# Error-shortcut-laws


fx.experimental.desc-interp.effects.error-shortcut-laws: kernel-checked one-shot lemmas for each `handle_*` on the canonical EffError raise. Each lemma discharges by `H.refl` — ι on EffError.elim fires at the single `error` constructor, then β reduces the onError branch to a bare `H.pair _ _`. RHSes match `extract.PairRaw` emitter output, anchoring per-strategy shortcut soundness at the kernel layer.

## `collectingRaiseLemma`

_Proof of collecting-raise lemma: 3 lams + H.refl. State specialised to `List E`; onError cons-es payload onto the prior list and signals resume via `tt`._

## `collectingRaiseLemmaTy`

_Π-type of collecting-raise lemma: `Π E. Π payload:E. Π s:List E. handle_collecting E (error E payload) s ≡ H.pair (H.cons E payload s) H.tt : Σ (List E) Unit`._

## `resultRaiseLemma`

_Proof of result-raise lemma: 5 lams + H.refl.

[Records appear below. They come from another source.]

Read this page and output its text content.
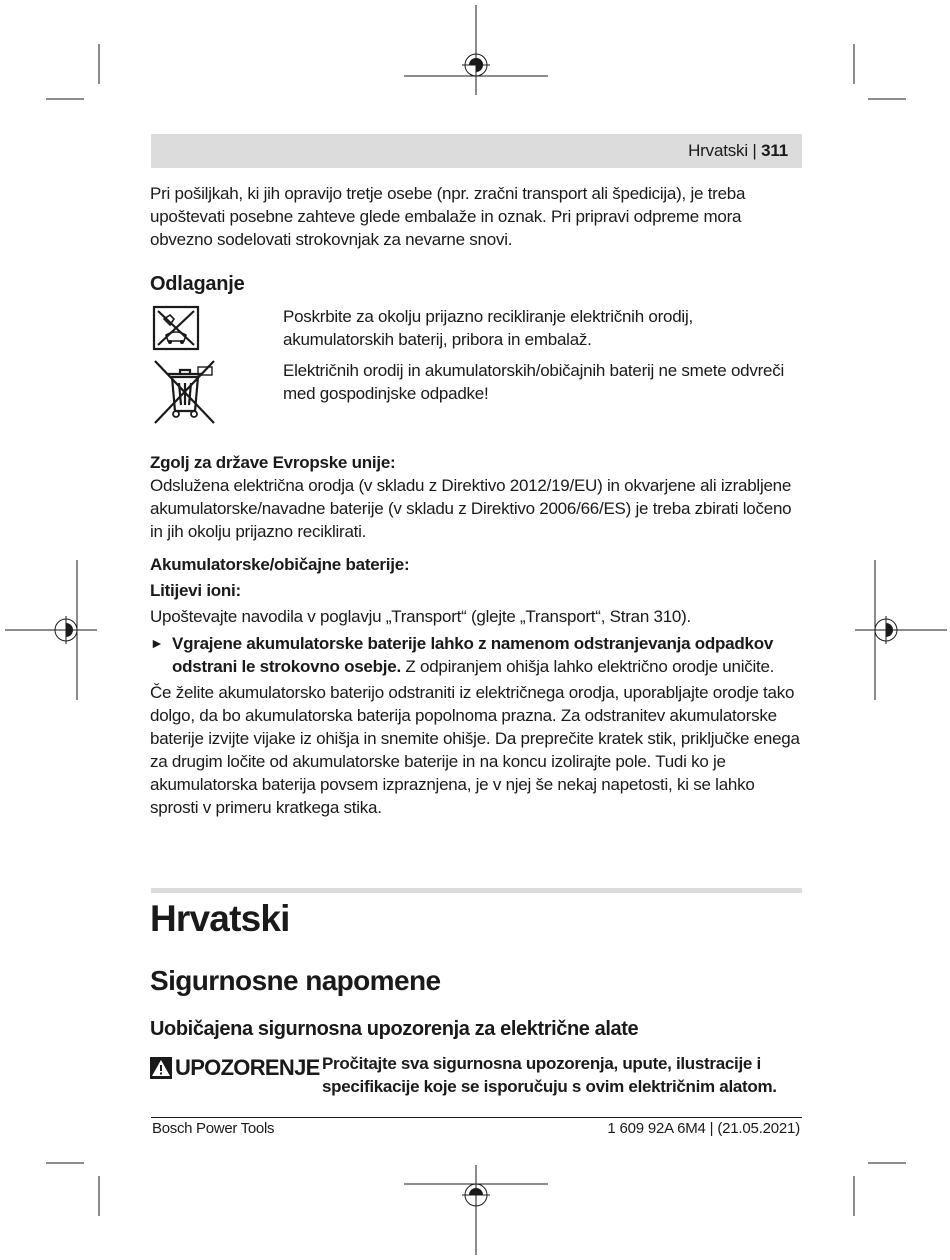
Hrvatski | 311

Pri pošiljkah, ki jih opravijo tretje osebe (npr. zračni transport ali špedicija), je treba upoštevati posebne zahteve glede embalaže in oznak. Pri pripravi odpreme mora obvezno sodelovati strokovnjak za nevarne snovi.

Odlaganje

Poskrbite za okolju prijazno recikliranje električnih orodij, akumulatorskih baterij, pribora in embalaž.

Električnih orodij in akumulatorskih/običajnih baterij ne smete odvreči med gospodinjske odpadke!

Zgolj za države Evropske unije:

Odslužena električna orodja (v skladu z Direktivo 2012/19/EU) in okvarjene ali izrabljene akumulatorske/navadne baterije (v skladu z Direktivo 2006/66/ES) je treba zbirati ločeno in jih okolju prijazno reciklirati.

Akumulatorske/običajne baterije:

Litijevi ioni:

Upoštevajte navodila v poglavju „Transport“ (glejte „Transport“, Stran 310).

► Vgrajene akumulatorske baterije lahko z namenom odstranjevanja odpadkov odstrani le strokovno osebje. Z odpiranjem ohišja lahko električno orodje uničite.

Če želite akumulatorsko baterijo odstraniti iz električnega orodja, uporabljajte orodje tako dolgo, da bo akumulatorska baterija popolnoma prazna. Za odstranitev akumulatorske baterije izvijte vijake iz ohišja in snemite ohišje. Da preprečite kratek stik, priključke enega za drugim ločite od akumulatorske baterije in na koncu izolirajte pole. Tudi ko je akumulatorska baterija povsem izpraznjena, je v njej še nekaj napetosti, ki se lahko sprosti v primeru kratkega stika.

Hrvatski
Sigurnosne napomene
Uobičajena sigurnosna upozorenja za električne alate
UPOZORENJE Pročitajte sva sigurnosna upozorenja, upute, ilustracije i specifikacije koje se isporučuju s ovim električnim alatom.

Bosch Power Tools	1 609 92A 6M4 | (21.05.2021)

Always aborts; the Sum E A_inner result channel always carries the inl-injected payload (handler never produces inr)._

## `resultRaiseLemmaTy`

_Π-type of result-raise lemma: `Π E State A_inner. Π payload:E. Π s:State. handle_result E State A_inner (error E payload) s ≡ H.pair s (H.inl E A_inner payload) : Σ State (Sum E A_inner)`._

## `strictRaiseLemma`

_Proof of strict-raise lemma: 4 lams + H.refl. EffError has one constructor, so ι on `EffError.elim 0` fires immediately at `error`; β on the onError λs (`H.lam payload. H.lam _s. H.pair _s payload`) yields `H.pair s payload`._

## `strictRaiseLemmaTy`

_Π-type of strict-raise lemma: `Π E State. Π payload:E. Π s:State. handle_strict E State (error E payload) s ≡ H.pair s payload : Σ State E`._